The first notion of the novice in criticism is that art is judged by a certain amount of technical perfection and of positive science. It is difficult or impossible to imagine from this point of view why one artist possessing the requisite positive science might not always equal another possessing the same amount of science, and difficult to see why the same talent and the same effort might not always reach the same point of science.
To the first difficulty we answer, that technical science in art up to a point of comparative perfection is assumed to start with, by the historic critic. The modern is supposed to possess it before he could reach the distinction of making a publicly exhibited work. That is the affair of the schools and the exhibitions. The old artist must have possessed it to have won a place in the estimation of centuries. The historic critic does not worry himself over the slips in drawing which a modern can point out in the " Last Judgment." He is satisfied with knowing that no modern has drawn, could draw, or can draw, a similar number of variously fore-shortened figures without making more mistakes. We do not take the trouble to correct the grammar of Shakespeare.
What is then in question in our admiration for Ghiberti or Luca della Robbia if it be not the technical science ?
The answer is that all classic art, whether in music, literature, or design, is conditioned by a sentiment of personal unconsciousness or simplicity and of absorption in the subject matter. All these arts exist to awaken or create ideas. The form exists for the sake of a meaning. If then the "Annunciation " of a Robbia relief, the "Christ and Peter Walking on the Water," on the first Ghiberti doors, or the equestrian portrait of " Gattamelata " by Donatello has that stamp of unconsciousness and of simplicity, or of great power, which art carries with it when the meaning fills and transcends the form, we pronounce these works classic because the artist has made his technical science the means to an end and has achieved it by sinking his own personality in his subject.
Great art is generally simple, the greatest art invariably so. It is the unconsciousness and ease of good breeding that we demand from a work of art and just as good breeding is the non-obtrusion and the unconsciousness of self so it is in art. Its standard is the conquest of self in behalf of the subject matter. Then comes the question, " What is that subject matter? " and according to its value so ranks the work of art.

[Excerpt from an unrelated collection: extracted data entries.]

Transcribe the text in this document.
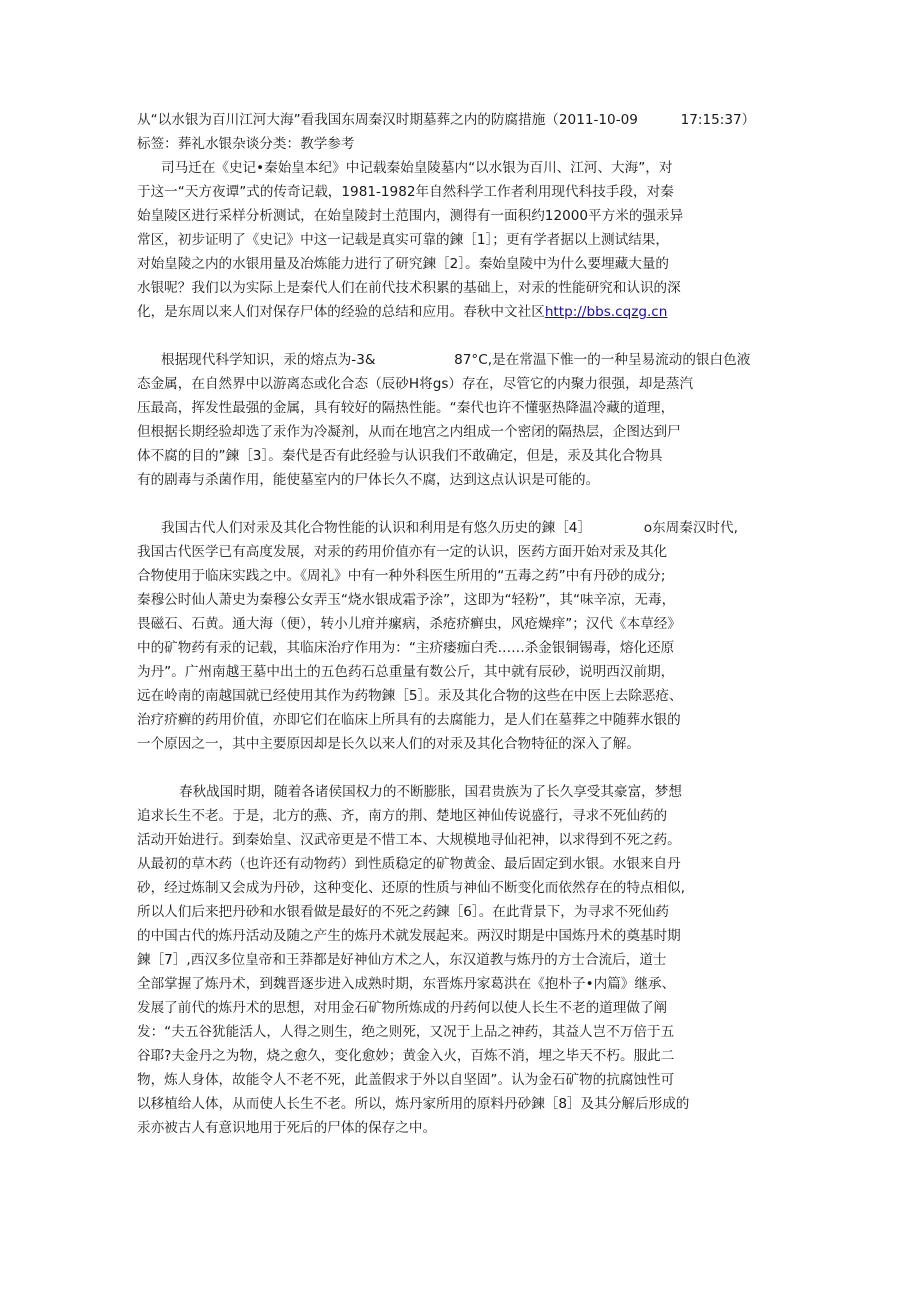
从“以水银为百川江河大海”看我国东周秦汉时期墓葬之内的防腐措施（2011-10-09	17:15:37）
标签：葬礼水银杂谈分类：教学参考
司马迁在《史记•秦始皇本纪》中记载秦始皇陵墓内“以水银为百川、江河、大海”，对
于这一“天方夜谭”式的传奇记载，1981-1982年自然科学工作者利用现代科技手段，对秦
始皇陵区进行采样分析测试，在始皇陵封土范围内，测得有一面积约12000平方米的强汞异
常区，初步证明了《史记》中这一记载是真实可靠的鍊［1］；更有学者据以上测试结果，
对始皇陵之内的水银用量及冶炼能力进行了研究鍊［2］。秦始皇陵中为什么要埋藏大量的
水银呢？我们以为实际上是秦代人们在前代技术积累的基础上，对汞的性能研究和认识的深
化，是东周以来人们对保存尸体的经验的总结和应用。春秋中文社区http://bbs.cqzg.cn
根据现代科学知识，汞的熔点为-3&	87°C,是在常温下惟一的一种呈易流动的银白色液
态金属，在自然界中以游离态或化合态（辰砂H将gs）存在，尽管它的内聚力很强，却是蒸汽
压最高，挥发性最强的金属，具有较好的隔热性能。“秦代也许不懂驱热降温冷藏的道理，
但根据长期经验却选了汞作为冷凝剂，从而在地宫之内组成一个密闭的隔热层，企图达到尸
体不腐的目的”鍊［3］。秦代是否有此经验与认识我们不敢确定，但是，汞及其化合物具
有的剧毒与杀菌作用，能使墓室内的尸体长久不腐，达到这点认识是可能的。
我国古代人们对汞及其化合物性能的认识和利用是有悠久历史的鍊［4］	o东周秦汉时代,
我国古代医学已有高度发展，对汞的药用价值亦有一定的认识，医药方面开始对汞及其化
合物使用于临床实践之中。《周礼》中有一种外科医生所用的“五毒之药”中有丹砂的成分;
秦穆公时仙人萧史为秦穆公女弄玉“烧水银成霜予涂”，这即为“轻粉”，其“味辛凉，无毒，
畏磁石、石黄。通大海（便），转小儿疳并瘰病，杀疮疥癣虫，风疮燥痒”；汉代《本草经》
中的矿物药有汞的记载，其临床治疗作用为：“主疥瘘痂白秃……杀金银铜锡毒，熔化还原
为丹”。广州南越王墓中出土的五色药石总重量有数公斤，其中就有辰砂，说明西汉前期，
远在岭南的南越国就已经使用其作为药物鍊［5］。汞及其化合物的这些在中医上去除恶疮、
治疗疥癣的药用价值，亦即它们在临床上所具有的去腐能力，是人们在墓葬之中随葬水银的
一个原因之一，其中主要原因却是长久以来人们的对汞及其化合物特征的深入了解。
春秋战国时期，随着各诸侯国权力的不断膨胀，国君贵族为了长久享受其豪富，梦想
追求长生不老。于是，北方的燕、齐，南方的荆、楚地区神仙传说盛行，寻求不死仙药的
活动开始进行。到秦始皇、汉武帝更是不惜工本、大规模地寻仙祀神，以求得到不死之药。
从最初的草木药（也许还有动物药）到性质稳定的矿物黄金、最后固定到水银。水银来自丹
砂，经过炼制又会成为丹砂，这种变化、还原的性质与神仙不断变化而依然存在的特点相似,
所以人们后来把丹砂和水银看做是最好的不死之药鍊［6］。在此背景下，为寻求不死仙药
的中国古代的炼丹活动及随之产生的炼丹术就发展起来。两汉时期是中国炼丹术的奠基时期
鍊［7］,西汉多位皇帝和王莽都是好神仙方术之人，东汉道教与炼丹的方士合流后，道士
全部掌握了炼丹术，到魏晋逐步进入成熟时期，东晋炼丹家葛洪在《抱朴子•内篇》继承、
发展了前代的炼丹术的思想，对用金石矿物所炼成的丹药何以使人长生不老的道理做了阐
发：“夫五谷犹能活人，人得之则生，绝之则死，又况于上品之神药，其益人岂不万倍于五
谷耶?夫金丹之为物，烧之愈久，变化愈妙；黄金入火，百炼不消，埋之毕天不朽。服此二
物，炼人身体，故能令人不老不死，此盖假求于外以自坚固”。认为金石矿物的抗腐蚀性可
以移植给人体，从而使人长生不老。所以，炼丹家所用的原料丹砂鍊［8］及其分解后形成的
汞亦被古人有意识地用于死后的尸体的保存之中。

Our standards are the same and our point of view the same in the matter of early Italian painting, but it is much more difficult to illustrate a painting, whereas we can fairly reproduce the sculpture in a photograph, especially if the composition be simple. As far as pictures are concerned as related to the actual text of my book, I cannot anywhere make my meaning so clear or force the reader to admiration and respect simply by illustration, as I can with the statuary art of the Italian fifteenth century. Its charm of unconsciousness is too palpable to be ignored, too evident to be overlooked, and too beautiful to escape appreciation. Let us choose our examples first where the point is clearest ; the " Madonna with Angels," by Luca della Robbia (Fig. 126), the "Annunciation," by Andrea della Robbia (Fig. 125), " Christ Healing the Sick," by Luca and Andrea della Robbia (Fig. 124), the " Swathed Infant," by Andrea della Robbia (Fig. 122), the "Madonna," probably by Mino da Fiesole (Fig. 139).
Now this trait of unconsciousness and simplicity does not lie solely in the genius of the individual artist, it lies also in the genius of a period. The whole Greek sculpture is saturated with it until we reach the decadence of Greek sculpture, and by the absence of that quality that decadence is fixed and determined. This trait is the essential determinant in our estimate of Dutch painting. Its absence fixes the place of the Italian art of the seventeenth century. Compare the "Annunciation" by Sassoferrato (Fig. 107), with the " Annunciation " by Andrea della Robbia. Compare the Madonnas of Guido, or of Carlo Dolci with those of the Robbias and of Mino da Fiesole.
We will return now to the presumed case of the novice, who supposes that scientific and technical perfection fixes the place of a work of art, and declare that this perfection has little to do with it. For wherever the mission exists which needs to find an utterance in art, there will the tools be found to make this utterance, and the conscience which will learn the use of those tools up to the point required.
It is difficult to believe that hundreds on hundreds of paintings, all in fact painted in the greatest time of Italian art, bear this quality to view of unconsciousness, of ingenuous sincerity, of absorption in the subject matter for its own sake, but so it is. It long outlasted the time of Michael Angelo's " Last Judgment" in Venetian paintings and otherwise mainly disappeared from Italian art after 1530. In fifteenth century Italian sculpture it is the conspicuous and obvious charm.